The most effective preprocessing incorporated the following sequential steps:
- Using Named Entity Recognition to mask the copyright holder's identity.
- Before: Copyright (c) 2000,
Frank Warmerdam
- After: Copyright (c) 2000,
ENTITY
- This adjustment mitigates biases and facilitates model generalization.
- Before: Copyright (c) 2000,
- Substitute dates (e.g., 2003, 1999) with
DATE
to preserve the structural integrity of copyright statements. - Eradicate any residual numbers.
- Replace copyright symbols (©, (c), (C)) with
COPYRIGHTSYMBOL
to enhance model comprehension. - Convert emails to
EMAIL
. - Expunge remaining special characters.
- Apply text lowercasing.
- Implement TF-IDF vectorization.
- TF-IDF was favored after extensive benchmarking against other vectorization techniques, such as GloVe and FastText.
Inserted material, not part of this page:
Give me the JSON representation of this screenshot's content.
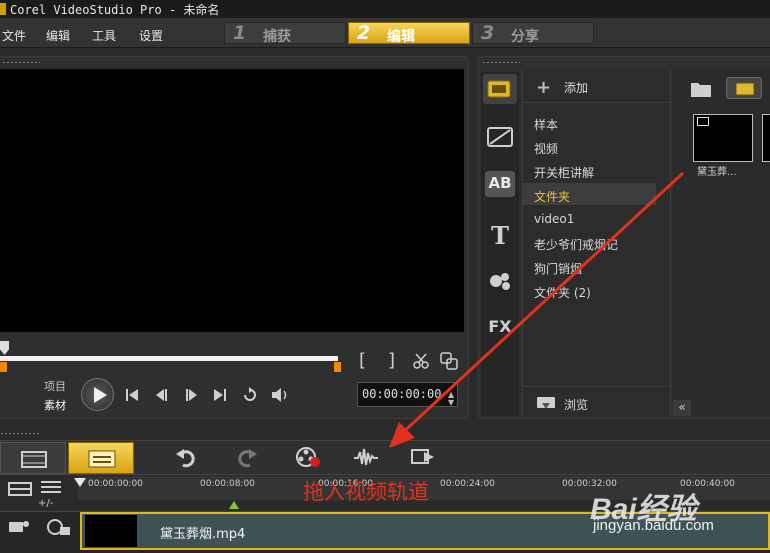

Extensive evaluations on numerous machine learning and some deep learning techniques revealed traditional machine learning's superiority, primarily due to dataset size constraints. The finalized model selected was SVM. Comprehensive tests were run for both the vectorizer and the model to determine optimal parameters.
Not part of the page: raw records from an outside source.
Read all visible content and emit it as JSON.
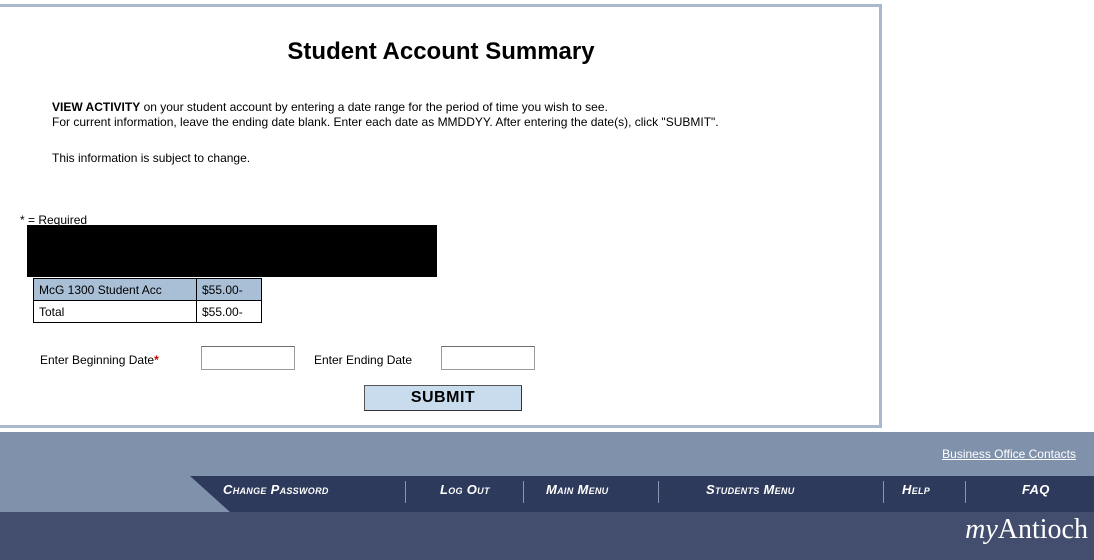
{
  "page": {
    "title": "Student Account Summary",
    "intro_bold": "VIEW ACTIVITY",
    "intro_rest": " on your student account by entering a date range for the period of time you wish to see.",
    "intro_line2": "For current information, leave the ending date blank. Enter each date as MMDDYY. After entering the date(s), click \"SUBMIT\".",
    "notice": "This information is subject to change.",
    "required_note": "* = Required"
  },
  "summary_table": {
    "rows": [
      {
        "label": "McG 1300 Student Acc",
        "amount": "$55.00-"
      },
      {
        "label": "Total",
        "amount": "$55.00-"
      }
    ]
  },
  "form": {
    "begin_label": "Enter Beginning Date",
    "begin_required": "*",
    "begin_value": "",
    "end_label": "Enter Ending Date",
    "end_value": "",
    "submit_label": "SUBMIT"
  },
  "footer": {
    "contacts_link": "Business Office Contacts",
    "nav": [
      "Change Password",
      "Log Out",
      "Main Menu",
      "Students Menu",
      "Help",
      "FAQ"
    ],
    "brand_my": "my",
    "brand_name": "Antioch"
  },
  "colors": {
    "panel_border": "#a9b9cd",
    "table_header": "#a9bfd6",
    "button_bg": "#c9dcee",
    "footer_light": "#8091ab",
    "footer_dark": "#2e3a5c",
    "required_star": "#cc0000"
  }
}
The project's GitHub repository detailing tests, preprocessing approaches, and decluttering is accessible here. Furthermore, a notebook illustrating the model and associated functions in a user-friendly format is included.
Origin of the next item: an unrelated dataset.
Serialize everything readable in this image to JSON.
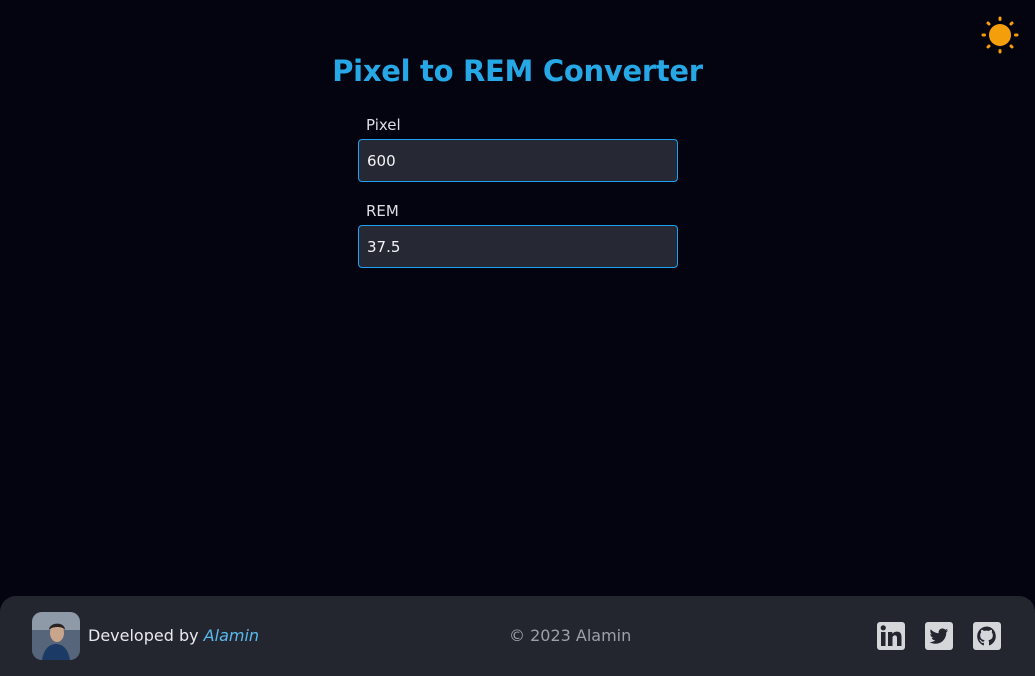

Decluttering aims to excise parts of the copyright statement not inherently related to the copyright.
Example:
- Before: Copyright (C) 2000, Larry Wall. Everyone is permitted to...
- After: Copyright (C) 2000, Larry Wall.
Given the specificity of this task, there weren't any pre-trained models to assist in the preliminary labeling. As a starting point, a new dataset was crafted for training, using doccano
for streamlined labeling.
The essence of the NER method is the singular COPYRIGHT
entity, which marks every portion of the copyright. Subsequent text, not recognized as COPYRIGHT
, is deemed as clutter and is eliminated.
SpaCy, extensively utilized for detecting copyright entities, was leveraged to train a model for this objective.
Performance metrics for both the false positive detection and decluttering models are presented.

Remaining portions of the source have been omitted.